In Section 4.3, we analyze the video and language retrieval results of our model and show qualitative retrieval examples in Figure 2. We show additional video and language retrieval examples in Figures A1 and A2, respectively. These examples were generated using AVLnet trained on HowTo100M and fine-tuned on YouCook2. Consistent with our findings in Section 4.3, we find the recalled clips are often semantically related to the query clip.

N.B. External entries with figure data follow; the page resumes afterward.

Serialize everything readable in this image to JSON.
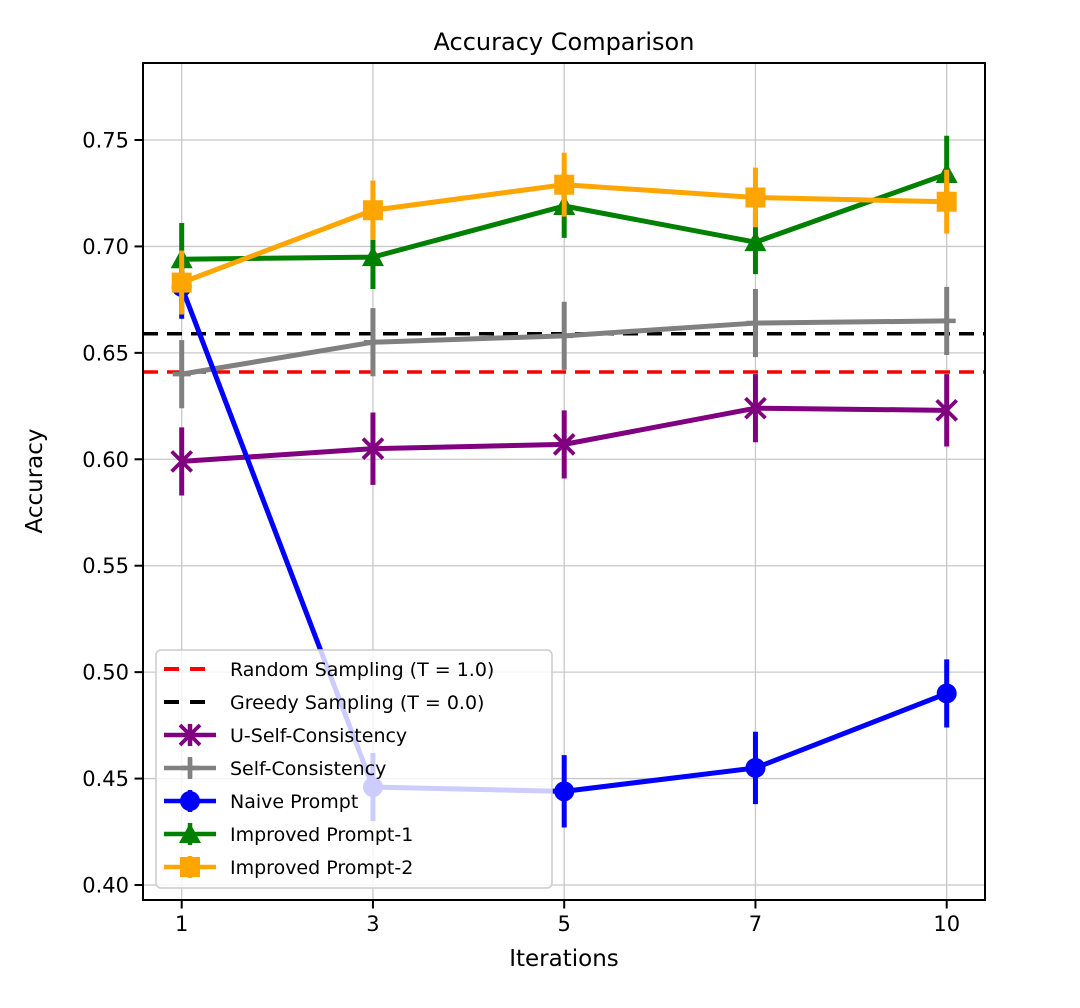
{
  "chart_data": {
    "type": "line",
    "title": "Accuracy Comparison",
    "xlabel": "Iterations",
    "ylabel": "Accuracy",
    "x_tick_labels": [
      "1",
      "3",
      "5",
      "7",
      "10"
    ],
    "y_tick_labels": [
      "0.40",
      "0.45",
      "0.50",
      "0.55",
      "0.60",
      "0.65",
      "0.70",
      "0.75"
    ],
    "y_ticks": [
      0.4,
      0.45,
      0.5,
      0.55,
      0.6,
      0.65,
      0.7,
      0.75
    ],
    "ylim": [
      0.393,
      0.786
    ],
    "grid": true,
    "legend_position": "lower left",
    "hlines": [
      {
        "name": "Random Sampling (T = 1.0)",
        "value": 0.641,
        "color": "#ff0000",
        "style": "dashed"
      },
      {
        "name": "Greedy Sampling (T = 0.0)",
        "value": 0.659,
        "color": "#000000",
        "style": "dashed"
      }
    ],
    "series": [
      {
        "name": "U-Self-Consistency",
        "color": "#800080",
        "marker": "x",
        "values": [
          0.599,
          0.605,
          0.607,
          0.624,
          0.623
        ],
        "errors": [
          0.016,
          0.017,
          0.016,
          0.016,
          0.017
        ]
      },
      {
        "name": "Self-Consistency",
        "color": "#808080",
        "marker": "plus",
        "values": [
          0.64,
          0.655,
          0.658,
          0.664,
          0.665
        ],
        "errors": [
          0.016,
          0.016,
          0.016,
          0.016,
          0.016
        ]
      },
      {
        "name": "Naive Prompt",
        "color": "#0000ff",
        "marker": "circle",
        "values": [
          0.681,
          0.446,
          0.444,
          0.455,
          0.49
        ],
        "errors": [
          0.015,
          0.016,
          0.017,
          0.017,
          0.016
        ]
      },
      {
        "name": "Improved Prompt-1",
        "color": "#008000",
        "marker": "triangle",
        "values": [
          0.694,
          0.695,
          0.719,
          0.702,
          0.734
        ],
        "errors": [
          0.017,
          0.015,
          0.015,
          0.015,
          0.018
        ]
      },
      {
        "name": "Improved Prompt-2",
        "color": "#ffa500",
        "marker": "square",
        "values": [
          0.683,
          0.717,
          0.729,
          0.723,
          0.721
        ],
        "errors": [
          0.015,
          0.014,
          0.015,
          0.014,
          0.015
        ]
      }
    ],
    "legend_order": [
      "Random Sampling (T = 1.0)",
      "Greedy Sampling (T = 0.0)",
      "U-Self-Consistency",
      "Self-Consistency",
      "Naive Prompt",
      "Improved Prompt-1",
      "Improved Prompt-2"
    ],
    "style": {
      "grid_color": "#c8c8c8",
      "spine_color": "#000000",
      "legend_border_color": "#cccccc",
      "legend_bg_alpha": 0.8
    }
  }
}
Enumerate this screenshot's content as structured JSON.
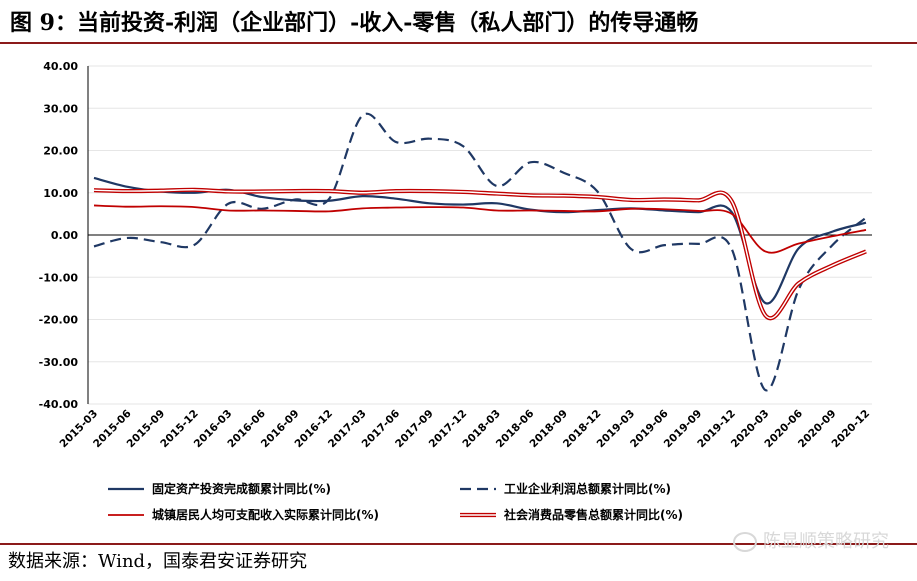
{
  "header": {
    "title": "图 9：当前投资-利润（企业部门）-收入-零售（私人部门）的传导通畅"
  },
  "footer": {
    "source": "数据来源：Wind，国泰君安证券研究"
  },
  "watermark": {
    "text": "陈显顺策略研究",
    "icon": "wechat-icon"
  },
  "colors": {
    "navy": "#1f3864",
    "red": "#c00000",
    "frame": "#8b1a1a",
    "grid": "#e6e6e6"
  },
  "chart_data": {
    "type": "line",
    "title": "",
    "xlabel": "",
    "ylabel": "",
    "ylim": [
      -40,
      40
    ],
    "yticks": [
      "40.00",
      "30.00",
      "20.00",
      "10.00",
      "0.00",
      "-10.00",
      "-20.00",
      "-30.00",
      "-40.00"
    ],
    "ytick_values": [
      40,
      30,
      20,
      10,
      0,
      -10,
      -20,
      -30,
      -40
    ],
    "x_labels": [
      "2015-03",
      "2015-06",
      "2015-09",
      "2015-12",
      "2016-03",
      "2016-06",
      "2016-09",
      "2016-12",
      "2017-03",
      "2017-06",
      "2017-09",
      "2017-12",
      "2018-03",
      "2018-06",
      "2018-09",
      "2018-12",
      "2019-03",
      "2019-06",
      "2019-09",
      "2019-12",
      "2020-03",
      "2020-06",
      "2020-09",
      "2020-12"
    ],
    "grid": true,
    "legend_position": "bottom",
    "series": [
      {
        "name": "固定资产投资完成额累计同比(%)",
        "color": "#1f3864",
        "style": "solid",
        "width": 2.2,
        "values": [
          13.5,
          11.4,
          10.3,
          10.0,
          10.7,
          9.0,
          8.2,
          8.1,
          9.2,
          8.6,
          7.5,
          7.2,
          7.5,
          6.0,
          5.4,
          5.9,
          6.3,
          5.8,
          5.4,
          5.4,
          -16.1,
          -3.1,
          0.8,
          2.9
        ]
      },
      {
        "name": "工业企业利润总额累计同比(%)",
        "color": "#1f3864",
        "style": "dashed",
        "width": 2.2,
        "values": [
          -2.7,
          -0.7,
          -1.7,
          -2.3,
          7.4,
          6.2,
          8.4,
          8.5,
          28.3,
          22.0,
          22.8,
          21.0,
          11.6,
          17.2,
          14.7,
          10.3,
          -3.3,
          -2.4,
          -2.1,
          -3.3,
          -36.7,
          -12.8,
          -2.4,
          4.1
        ]
      },
      {
        "name": "城镇居民人均可支配收入实际累计同比(%)",
        "color": "#c00000",
        "style": "solid",
        "width": 1.8,
        "values": [
          7.0,
          6.7,
          6.8,
          6.6,
          5.8,
          5.8,
          5.7,
          5.6,
          6.3,
          6.5,
          6.6,
          6.5,
          5.8,
          5.8,
          5.7,
          5.6,
          6.2,
          6.1,
          5.7,
          5.0,
          -3.9,
          -2.0,
          -0.3,
          1.2
        ]
      },
      {
        "name": "社会消费品零售总额累计同比(%)",
        "color": "#c00000",
        "style": "double",
        "width": 1.6,
        "values": [
          10.6,
          10.4,
          10.5,
          10.7,
          10.3,
          10.3,
          10.4,
          10.4,
          10.0,
          10.4,
          10.4,
          10.2,
          9.8,
          9.4,
          9.3,
          9.0,
          8.3,
          8.4,
          8.2,
          8.0,
          -19.0,
          -11.4,
          -7.2,
          -3.9
        ]
      }
    ]
  }
}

In Section 4.5, we show AVLnet learns to relate semantically related audio and visual features to dimensions of the shared embedding space. In Figure A3, we show six additional dimensions that exhibit salient relationships between their maximally activating audio and visual segments. In particular, Figure 2(a) shows dimensions that activate on words such as ‘chicken’ and ‘egg’ and Figure 2(b) shows dimensions that actions such as ‘cut’ and ‘stir’. In Figure 2(c) we show dimensions that activate on natural sounds (e.g., sizzling and chopping) as opposed to speech.